Longtime readers of this site will know we're fans of Don Giller, whose extensive video archive of David Letterman's 35+ year television career has racked up tens of millions of views on YouTube, and even a New York Times profile.
In October of 2017, Giller posted a clip from an interview Letterman had conducted with Gwyneth Paltrow in 1998, in which the actress described Weinstein as a "coercer," a term which took on a much more sinister tone twenty years later amid mounting accusations that the movie mogul had used his powerful position to sexually harass and assault multiple women (including, by her own account, Paltrow herself). Weinstein has vigorously denied the allegations.
The Paltrow clip was widely circulated on the web and credited to Giller, so when a process server working the Weinstein trial showed up unannounced at his door Wednesday night with a subpoena for video from his archive, Giller assumed it was coming from lawyers for the prosecution, and that they were looking for the Paltrow interview.
After speaking with the server, who then put one of the lead lawyers on speaker phone, Giller came to understand that the subpoena wasn't coming from the prosecution, but rather the defense, and that it wasn't the 1998 Paltrow interview they were after — it was an interview Letterman had conducted a year earlier, with actress Annabella Sciorra.
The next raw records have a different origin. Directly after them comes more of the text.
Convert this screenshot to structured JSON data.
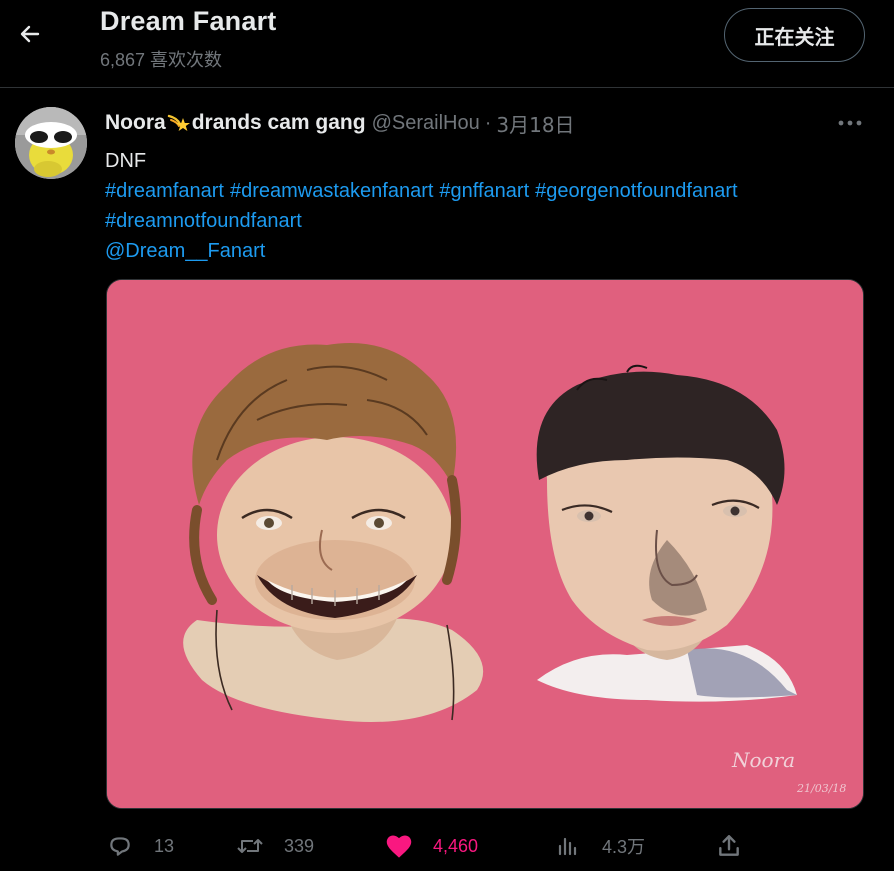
{
  "header": {
    "title": "Dream Fanart",
    "likes_count": "6,867 喜欢次数",
    "follow_label": "正在关注"
  },
  "tweet": {
    "author_name_part1": "Noora",
    "author_name_part2": "drands cam gang",
    "handle": "@SerailHou",
    "separator": "·",
    "date": "3月18日",
    "text": "DNF",
    "hashtags_line1": [
      "#dreamfanart",
      "#dreamwastakenfanart",
      "#gnffanart",
      "#georgenotfoundfanart"
    ],
    "hashtags_line2": [
      "#dreamnotfoundfanart"
    ],
    "mention": "@Dream__Fanart"
  },
  "media": {
    "background_color": "#e0607e",
    "signature": "Noora",
    "signature_date": "21/03/18"
  },
  "actions": {
    "reply_count": "13",
    "retweet_count": "339",
    "like_count": "4,460",
    "views_count": "4.3万"
  },
  "icons": {
    "back": "arrow-left-icon",
    "more": "more-horizontal-icon",
    "reply": "reply-icon",
    "retweet": "retweet-icon",
    "like": "heart-icon",
    "views": "views-icon",
    "share": "share-icon"
  },
  "colors": {
    "link": "#1d9bf0",
    "like": "#f91880",
    "muted": "#71767b",
    "text": "#e7e9ea"
  }
}
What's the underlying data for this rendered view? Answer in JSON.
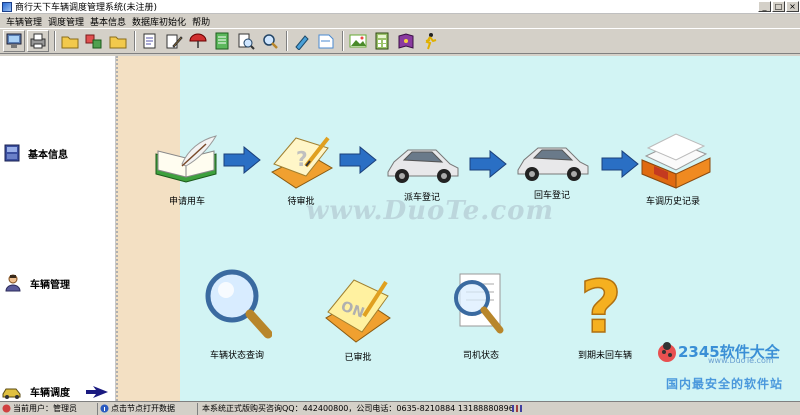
{
  "window": {
    "title": "商行天下车辆调度管理系统(未注册)",
    "buttons": [
      "_",
      "□",
      "×"
    ]
  },
  "menu": [
    "车辆管理",
    "调度管理",
    "基本信息",
    "数据库初始化",
    "帮助"
  ],
  "toolbar": [
    "monitor-icon",
    "printer-icon",
    "folder-icon",
    "exchange-icon",
    "folder-icon",
    "document-icon",
    "edit-icon",
    "umbrella-icon",
    "notebook-icon",
    "search-doc-icon",
    "search-icon",
    "pen-icon",
    "note-icon",
    "picture-icon",
    "calculator-icon",
    "book-icon",
    "runner-icon"
  ],
  "sidebar": {
    "items": [
      {
        "label": "基本信息",
        "icon": "info-icon"
      },
      {
        "label": "车辆管理",
        "icon": "person-icon"
      },
      {
        "label": "车辆调度",
        "icon": "car-icon"
      }
    ]
  },
  "flow": {
    "top": [
      {
        "label": "申请用车",
        "icon": "book-pen-icon"
      },
      {
        "label": "待审批",
        "icon": "notepad-question-icon"
      },
      {
        "label": "派车登记",
        "icon": "car-icon"
      },
      {
        "label": "回车登记",
        "icon": "car-icon"
      },
      {
        "label": "车调历史记录",
        "icon": "history-box-icon"
      }
    ],
    "bottom": [
      {
        "label": "车辆状态查询",
        "icon": "magnifier-icon"
      },
      {
        "label": "已审批",
        "icon": "approved-note-icon"
      },
      {
        "label": "司机状态",
        "icon": "document-search-icon"
      },
      {
        "label": "到期未回车辆",
        "icon": "question-icon"
      }
    ]
  },
  "watermark": "www.DuoTe.com",
  "brand": {
    "logo": "2345软件大全",
    "url": "www.DuoTe.com",
    "slogan": "国内最安全的软件站"
  },
  "status": {
    "user": "当前用户：管理员",
    "hint": "点击节点打开数据",
    "info": "本系统正式版购买咨询QQ：442400800，公司电话：0635-8210884    13188880896"
  }
}
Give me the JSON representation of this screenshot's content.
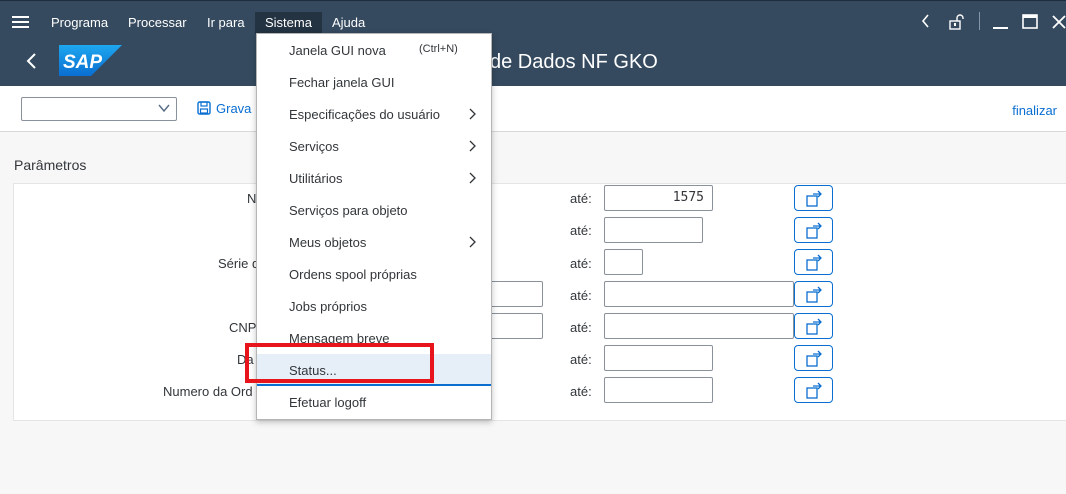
{
  "menubar": {
    "items": [
      "Programa",
      "Processar",
      "Ir para",
      "Sistema",
      "Ajuda"
    ],
    "active": "Sistema"
  },
  "title": "de Dados NF GKO",
  "toolbar": {
    "save_label": "Grava",
    "exit_label": "finalizar",
    "variant_value": ""
  },
  "section_title": "Parâmetros",
  "params": [
    {
      "label": "N",
      "ate": "até:",
      "to_value": "1575"
    },
    {
      "label": "",
      "ate": "até:",
      "to_value": ""
    },
    {
      "label": "Série d",
      "ate": "até:",
      "to_value": ""
    },
    {
      "label": "",
      "ate": "até:",
      "to_value": ""
    },
    {
      "label": "CNP",
      "ate": "até:",
      "to_value": ""
    },
    {
      "label": "Da",
      "ate": "até:",
      "to_value": ""
    },
    {
      "label": "Numero da Ord",
      "ate": "até:",
      "to_value": ""
    }
  ],
  "dropdown": {
    "items": [
      {
        "label": "Janela GUI nova",
        "shortcut": "(Ctrl+N)",
        "submenu": false
      },
      {
        "label": "Fechar janela GUI",
        "shortcut": "",
        "submenu": false
      },
      {
        "label": "Especificações do usuário",
        "shortcut": "",
        "submenu": true
      },
      {
        "label": "Serviços",
        "shortcut": "",
        "submenu": true
      },
      {
        "label": "Utilitários",
        "shortcut": "",
        "submenu": true
      },
      {
        "label": "Serviços para objeto",
        "shortcut": "",
        "submenu": false
      },
      {
        "label": "Meus objetos",
        "shortcut": "",
        "submenu": true
      },
      {
        "label": "Ordens spool próprias",
        "shortcut": "",
        "submenu": false
      },
      {
        "label": "Jobs próprios",
        "shortcut": "",
        "submenu": false
      },
      {
        "label": "Mensagem breve",
        "shortcut": "",
        "submenu": false
      },
      {
        "label": "Status...",
        "shortcut": "",
        "submenu": false
      },
      {
        "label": "Efetuar logoff",
        "shortcut": "",
        "submenu": false
      }
    ],
    "highlighted": "Status..."
  },
  "colors": {
    "shell": "#354a5f",
    "accent": "#0a6ed1",
    "highlight_box": "#e8141c"
  },
  "icons": [
    "menu-icon",
    "back-icon",
    "sap-logo",
    "save-icon",
    "chevron-down-icon",
    "multiple-selection-icon",
    "chevron-right-icon",
    "lock-icon",
    "minimize-icon",
    "maximize-icon",
    "close-icon"
  ]
}
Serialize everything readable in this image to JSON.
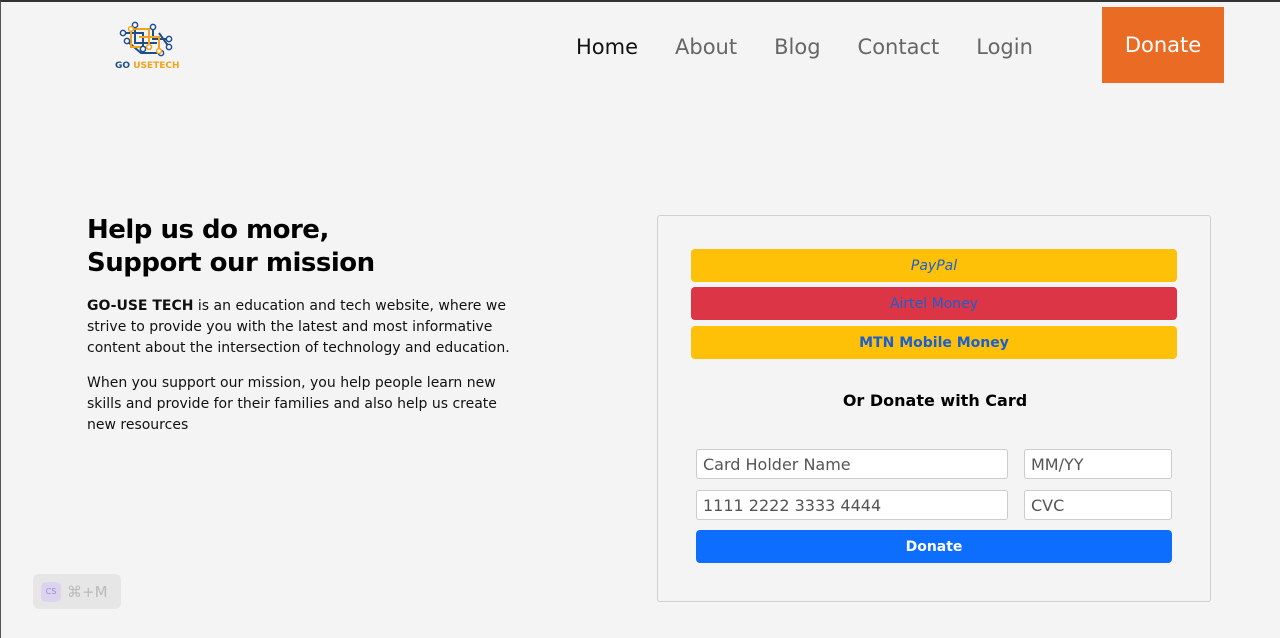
{
  "brand": {
    "logo_go": "GO",
    "logo_rest": "USETECH"
  },
  "nav": {
    "items": [
      {
        "label": "Home"
      },
      {
        "label": "About"
      },
      {
        "label": "Blog"
      },
      {
        "label": "Contact"
      },
      {
        "label": "Login"
      }
    ],
    "donate_label": "Donate"
  },
  "hero": {
    "title_line1": "Help us do more,",
    "title_line2": "Support our mission",
    "brand_name": "GO-USE TECH",
    "para1_rest": " is an education and tech website, where we strive to provide you with the latest and most informative content about the intersection of technology and education.",
    "para2": "When you support our mission, you help people learn new skills and provide for their families and also help us create new resources"
  },
  "donation": {
    "paypal_label": "PayPal",
    "airtel_label": "Airtel Money",
    "mtn_label": "MTN Mobile Money",
    "or_card_title": "Or Donate with Card",
    "card_holder_placeholder": "Card Holder Name",
    "expiry_placeholder": "MM/YY",
    "card_number_placeholder": "1111 2222 3333 4444",
    "cvc_placeholder": "CVC",
    "donate_label": "Donate"
  },
  "shortcut": {
    "badge": "CS",
    "keys": "⌘+M"
  },
  "colors": {
    "accent_orange": "#ea6b24",
    "paypal_yellow": "#ffc107",
    "airtel_red": "#dc3545",
    "primary_blue": "#0d6efd"
  }
}
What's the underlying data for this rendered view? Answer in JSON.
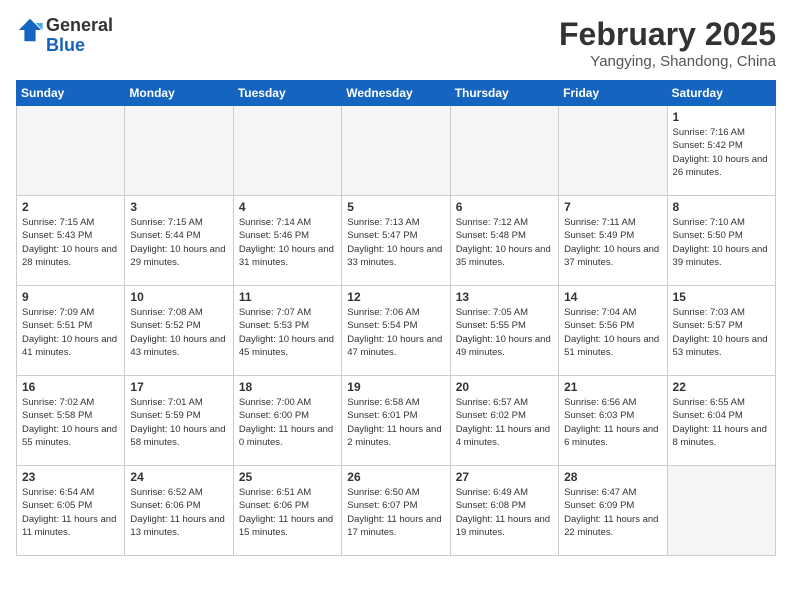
{
  "header": {
    "logo_line1": "General",
    "logo_line2": "Blue",
    "month": "February 2025",
    "location": "Yangying, Shandong, China"
  },
  "weekdays": [
    "Sunday",
    "Monday",
    "Tuesday",
    "Wednesday",
    "Thursday",
    "Friday",
    "Saturday"
  ],
  "weeks": [
    [
      {
        "day": "",
        "info": ""
      },
      {
        "day": "",
        "info": ""
      },
      {
        "day": "",
        "info": ""
      },
      {
        "day": "",
        "info": ""
      },
      {
        "day": "",
        "info": ""
      },
      {
        "day": "",
        "info": ""
      },
      {
        "day": "1",
        "info": "Sunrise: 7:16 AM\nSunset: 5:42 PM\nDaylight: 10 hours and 26 minutes."
      }
    ],
    [
      {
        "day": "2",
        "info": "Sunrise: 7:15 AM\nSunset: 5:43 PM\nDaylight: 10 hours and 28 minutes."
      },
      {
        "day": "3",
        "info": "Sunrise: 7:15 AM\nSunset: 5:44 PM\nDaylight: 10 hours and 29 minutes."
      },
      {
        "day": "4",
        "info": "Sunrise: 7:14 AM\nSunset: 5:46 PM\nDaylight: 10 hours and 31 minutes."
      },
      {
        "day": "5",
        "info": "Sunrise: 7:13 AM\nSunset: 5:47 PM\nDaylight: 10 hours and 33 minutes."
      },
      {
        "day": "6",
        "info": "Sunrise: 7:12 AM\nSunset: 5:48 PM\nDaylight: 10 hours and 35 minutes."
      },
      {
        "day": "7",
        "info": "Sunrise: 7:11 AM\nSunset: 5:49 PM\nDaylight: 10 hours and 37 minutes."
      },
      {
        "day": "8",
        "info": "Sunrise: 7:10 AM\nSunset: 5:50 PM\nDaylight: 10 hours and 39 minutes."
      }
    ],
    [
      {
        "day": "9",
        "info": "Sunrise: 7:09 AM\nSunset: 5:51 PM\nDaylight: 10 hours and 41 minutes."
      },
      {
        "day": "10",
        "info": "Sunrise: 7:08 AM\nSunset: 5:52 PM\nDaylight: 10 hours and 43 minutes."
      },
      {
        "day": "11",
        "info": "Sunrise: 7:07 AM\nSunset: 5:53 PM\nDaylight: 10 hours and 45 minutes."
      },
      {
        "day": "12",
        "info": "Sunrise: 7:06 AM\nSunset: 5:54 PM\nDaylight: 10 hours and 47 minutes."
      },
      {
        "day": "13",
        "info": "Sunrise: 7:05 AM\nSunset: 5:55 PM\nDaylight: 10 hours and 49 minutes."
      },
      {
        "day": "14",
        "info": "Sunrise: 7:04 AM\nSunset: 5:56 PM\nDaylight: 10 hours and 51 minutes."
      },
      {
        "day": "15",
        "info": "Sunrise: 7:03 AM\nSunset: 5:57 PM\nDaylight: 10 hours and 53 minutes."
      }
    ],
    [
      {
        "day": "16",
        "info": "Sunrise: 7:02 AM\nSunset: 5:58 PM\nDaylight: 10 hours and 55 minutes."
      },
      {
        "day": "17",
        "info": "Sunrise: 7:01 AM\nSunset: 5:59 PM\nDaylight: 10 hours and 58 minutes."
      },
      {
        "day": "18",
        "info": "Sunrise: 7:00 AM\nSunset: 6:00 PM\nDaylight: 11 hours and 0 minutes."
      },
      {
        "day": "19",
        "info": "Sunrise: 6:58 AM\nSunset: 6:01 PM\nDaylight: 11 hours and 2 minutes."
      },
      {
        "day": "20",
        "info": "Sunrise: 6:57 AM\nSunset: 6:02 PM\nDaylight: 11 hours and 4 minutes."
      },
      {
        "day": "21",
        "info": "Sunrise: 6:56 AM\nSunset: 6:03 PM\nDaylight: 11 hours and 6 minutes."
      },
      {
        "day": "22",
        "info": "Sunrise: 6:55 AM\nSunset: 6:04 PM\nDaylight: 11 hours and 8 minutes."
      }
    ],
    [
      {
        "day": "23",
        "info": "Sunrise: 6:54 AM\nSunset: 6:05 PM\nDaylight: 11 hours and 11 minutes."
      },
      {
        "day": "24",
        "info": "Sunrise: 6:52 AM\nSunset: 6:06 PM\nDaylight: 11 hours and 13 minutes."
      },
      {
        "day": "25",
        "info": "Sunrise: 6:51 AM\nSunset: 6:06 PM\nDaylight: 11 hours and 15 minutes."
      },
      {
        "day": "26",
        "info": "Sunrise: 6:50 AM\nSunset: 6:07 PM\nDaylight: 11 hours and 17 minutes."
      },
      {
        "day": "27",
        "info": "Sunrise: 6:49 AM\nSunset: 6:08 PM\nDaylight: 11 hours and 19 minutes."
      },
      {
        "day": "28",
        "info": "Sunrise: 6:47 AM\nSunset: 6:09 PM\nDaylight: 11 hours and 22 minutes."
      },
      {
        "day": "",
        "info": ""
      }
    ]
  ]
}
Sciorra, who has alleged Weinstein raped her in 1993, is one of several key witnesses in the state's case against Weinstein.
As Giller told the story on social media and in a post on his personal blog, "Yikes... that changed everything."
Still, told that if he failed to deliver the video he'd be held in contempt of court, he felt compelled to comply. So, he did. It was only later, while watching the clip that he came to a full understanding of why the defense wanted it.
In one portion of the interview (which can be viewed in its entirety below), Sciorra lightheartedly tells Letterman that she'd sometimes make up stories about herself when being interviewed. As Giller points out, there's a context for the comment, but clearly the defense was interested in using it to attack the actress's credibility.
Sure enough, after Sciorra took the stand Thursday to testify against Weinstein, the defense played the tape as part of their lengthy cross examination, asking if she was lying now. "Absolutely not," responded Sciorra.
The prosecution was quick to point out that the actress's comments on the show were intended to be comedic, a sentiment echoed to reporters by Gloria Allred, Sciorra's own attorney. "This is not a comedy show," Allred said outside the courtroom. "This is a criminal case involving allegations of rape, sexual assault, and sexually predatory conduct."
As for Giller, despite doing what he was legally compelled to do, he says that it will haunt him for a long time, adding "I hope Sciorra’s testimony prevails."